ADAPTABLE FORTRAN, also embraced by the Starlink Standard, differs from Portable Fortran in the degree to which departures from ANSI Fortran are tolerated. While gratuitous use of platform-specific features is frowned upon, it is accepted that some use of such features will be convenient and relatively harmless. Programs of this general level of portability are easy to write and to adapt manually for new platforms as required.

LAISSEZ-FAIRE programming is where programmers can use whatever the current machine’s Fortran compiler accepts – the objective is simply to have a program that works. If a new computer is introduced, authors can decide whether to adapt, rewrite or scrap their applications. This style of programming lies outside the Starlink Standard and is deprecated for anything more than a casual one-off.

The Absolute Portability and Portable Fortran categories presuppose substantial quantities of infrastructure software, libraries and utilities which leave the programmer free to concentrate on the application itself rather than worrying about user interfaces, error handling, input/output and so on. At the lowest levels within the infrastructure there is a small platform-specific kernel, which has to be rewritten for each new machine. The Adaptable Fortran and Laissez-Faire categories allow programmers to provide their own infrastructure if they wish.

Starlink’s recommendation is to base programs on the various standard tools and libraries, and to aim for the PORTABLE FORTRAN level in applications code.

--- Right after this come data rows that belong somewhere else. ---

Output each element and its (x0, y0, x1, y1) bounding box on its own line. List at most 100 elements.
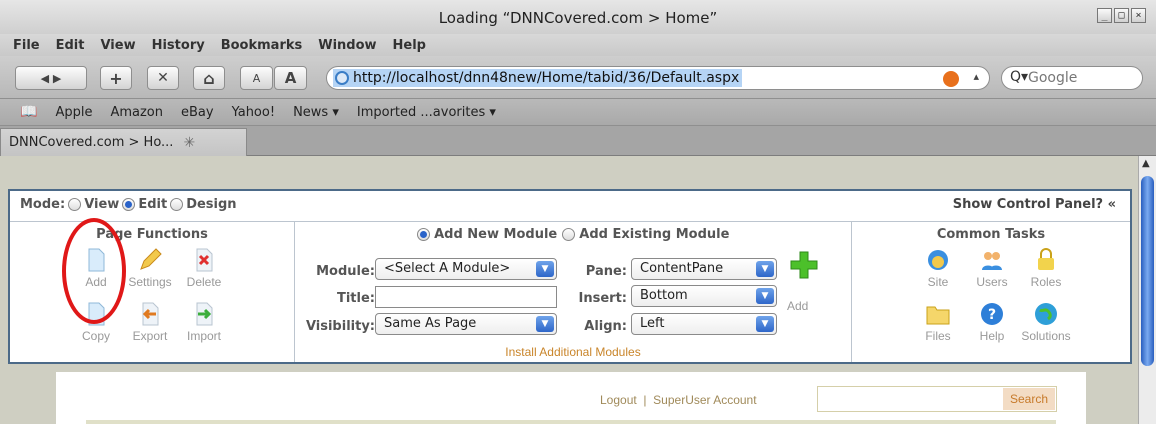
module-mode-row: Add New Module Add Existing Module (295, 227, 851, 242)
menu-file[interactable]: File (13, 38, 40, 53)
insert-select[interactable]: Bottom ▼ (631, 285, 777, 307)
delete-label: Delete (186, 275, 222, 289)
page-functions-title: Page Functions (96, 227, 208, 242)
bookmark-news[interactable]: News ▾ (293, 105, 339, 120)
module-select-value: <Select A Module> (384, 261, 511, 276)
tab-dnncovered[interactable]: DNNCovered.com > Ho... ✳ (0, 128, 247, 156)
chevron-down-icon: ▼ (536, 261, 554, 277)
stop-button[interactable]: ✕ (147, 66, 179, 90)
roles-button[interactable]: Roles (1016, 248, 1076, 289)
mode-label: Mode: (20, 197, 66, 212)
common-tasks-title: Common Tasks (936, 227, 1046, 242)
pane-label: Pane: (585, 264, 627, 279)
add-existing-module-radio[interactable] (561, 228, 575, 241)
menu-help[interactable]: Help (393, 38, 426, 53)
users-button[interactable]: Users (962, 248, 1022, 289)
insert-select-value: Bottom (640, 288, 688, 303)
folder-icon (926, 306, 950, 325)
chevron-icon[interactable]: ▴ (973, 70, 979, 83)
mode-view-label[interactable]: View (84, 197, 119, 212)
solutions-label: Solutions (1021, 329, 1071, 343)
add-module-plus-icon[interactable] (789, 250, 819, 280)
align-select[interactable]: Left ▼ (631, 313, 777, 335)
search-icon[interactable]: Q▾ (1010, 69, 1028, 85)
menu-history[interactable]: History (152, 38, 205, 53)
close-button[interactable]: × (1131, 8, 1146, 23)
chevron-down-icon: ▼ (536, 316, 554, 332)
mode-design-label[interactable]: Design (186, 197, 236, 212)
menu-view[interactable]: View (100, 38, 135, 53)
show-control-panel-toggle[interactable]: Show Control Panel? « (953, 197, 1116, 212)
bookmark-ebay[interactable]: eBay (181, 105, 214, 120)
mode-edit-radio[interactable] (122, 198, 136, 211)
files-button[interactable]: Files (908, 302, 968, 343)
text-smaller-button[interactable]: A (240, 66, 273, 90)
divider (86, 420, 1056, 424)
bookmark-yahoo[interactable]: Yahoo! (232, 105, 275, 120)
menu-edit[interactable]: Edit (56, 38, 85, 53)
add-new-module-radio[interactable] (416, 228, 430, 241)
import-button[interactable]: Import (174, 302, 234, 343)
mode-selector: Mode: View Edit Design (20, 197, 237, 212)
maximize-button[interactable]: □ (1114, 8, 1129, 23)
settings-label: Settings (128, 275, 172, 289)
url-text[interactable]: http://localhost/dnn48new/Home/tabid/36/… (333, 69, 743, 87)
address-bar[interactable]: http://localhost/dnn48new/Home/tabid/36/… (326, 66, 990, 90)
vertical-scrollbar[interactable]: ▲ (1138, 156, 1156, 424)
visibility-select[interactable]: Same As Page ▼ (375, 313, 557, 335)
rss-icon[interactable] (943, 71, 959, 87)
site-search-button[interactable]: Search (1003, 388, 1055, 410)
help-button[interactable]: ? Help (962, 302, 1022, 343)
window-title: Loading “DNNCovered.com > Home” (438, 9, 718, 27)
bookmark-amazon[interactable]: Amazon (110, 105, 163, 120)
search-input[interactable]: Q▾ Google (1001, 66, 1143, 90)
add-new-module-label[interactable]: Add New Module (434, 227, 557, 242)
text-larger-button[interactable]: A (274, 66, 307, 90)
add-module-link[interactable]: Add (787, 299, 808, 313)
home-button[interactable]: ⌂ (193, 66, 225, 90)
bookmark-apple[interactable]: Apple (55, 105, 92, 120)
separator: | (643, 393, 647, 407)
pane-select[interactable]: ContentPane ▼ (631, 258, 777, 280)
visibility-select-value: Same As Page (384, 316, 477, 331)
chevron-down-icon: ▼ (756, 316, 774, 332)
window-titlebar: Loading “DNNCovered.com > Home” _ □ × (0, 0, 1156, 34)
import-label: Import (186, 329, 221, 343)
export-button[interactable]: Export (120, 302, 180, 343)
help-icon: ? (981, 303, 1003, 325)
bookmark-imported[interactable]: Imported ...avorites ▾ (357, 105, 496, 120)
visibility-label: Visibility: (305, 319, 375, 334)
site-search-input[interactable]: Search (817, 386, 1057, 412)
menu-bar: File Edit View History Bookmarks Window … (0, 34, 1156, 56)
site-label: Site (927, 275, 949, 289)
minimize-button[interactable]: _ (1097, 8, 1112, 23)
account-link[interactable]: SuperUser Account (653, 393, 756, 407)
mode-design-radio[interactable] (170, 198, 184, 211)
add-existing-module-label[interactable]: Add Existing Module (579, 227, 729, 242)
module-select[interactable]: <Select A Module> ▼ (375, 258, 557, 280)
help-label: Help (979, 329, 1005, 343)
chevron-down-icon: ▼ (756, 261, 774, 277)
install-modules-link[interactable]: Install Additional Modules (295, 345, 851, 359)
settings-button[interactable]: Settings (120, 248, 180, 289)
logout-link[interactable]: Logout (600, 393, 637, 407)
scroll-up-icon[interactable]: ▲ (1142, 158, 1150, 169)
globe-icon (335, 71, 349, 85)
solutions-button[interactable]: Solutions (1016, 302, 1076, 343)
site-gear-icon (928, 250, 948, 270)
mode-view-radio[interactable] (68, 198, 82, 211)
new-tab-button[interactable]: + (100, 66, 132, 90)
scroll-thumb[interactable] (1141, 176, 1154, 366)
mode-edit-label[interactable]: Edit (138, 197, 167, 212)
delete-button[interactable]: Delete (174, 248, 234, 289)
back-forward-button[interactable]: ◀ ▶ (15, 66, 87, 90)
book-icon[interactable]: 📖 (20, 104, 37, 120)
files-label: Files (925, 329, 951, 343)
loading-spinner-icon: ✳ (183, 134, 196, 151)
site-header: Logout | SuperUser Account Search (56, 372, 1086, 424)
site-button[interactable]: Site (908, 248, 968, 289)
menu-window[interactable]: Window (318, 38, 376, 53)
title-input[interactable] (375, 286, 557, 308)
svg-text:?: ? (988, 307, 996, 323)
menu-bookmarks[interactable]: Bookmarks (221, 38, 303, 53)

6.2 Why Portability Matters

Despite the fact that for its first decade Starlink supported just one platform – VAX/VMS – the importance of avoiding platform-specific software has been stressed from the beginning. There are two main reasons for this. Firstly, there were and are collaborating astronomical institutions using non-Starlink types of computer – Data General, Fujitsu, Perkin-Elmer, CDC, Cray and various Unix platforms – and it is useful if they can run Starlink applications, and programs written by Starlink users. The second reason is to enable existing software to run on different sorts of Starlink equipment – currently Sun and DECstation as well as VAX/VMS. Quite apart from further Unix-based platforms, it is also possible that fast specialized processors will be added to the existing Starlink systems, and there is interest in using various types of Personal Computer. Attention to software portability – which means resisting the temptation to use Sun and DECstation features now just as much as avoiding VAX dependency in the past – means great benefits in the long term.

6.3 Achieving Portability

Programmers who have followed the recommendations given earlier in Section 2 are likely to encounter fewer difficulties in adapting their code to run on new and multiple platforms than programmers who have not. Of those recommendations, the key one is to work only with ANSI Standard Fortran 77 and only to use a VAX extension or an extension available on some other platform when it is essential, or safe, to do so. This advice should be borne in mind when reading the following notes, many of which refer to problems that afflict code where non-standard Fortran extensions have been used. The notes concentrate on the specific problem of adapting VAX/VMS applications to run on Unix platforms but also serve to illustrate more general portability issues.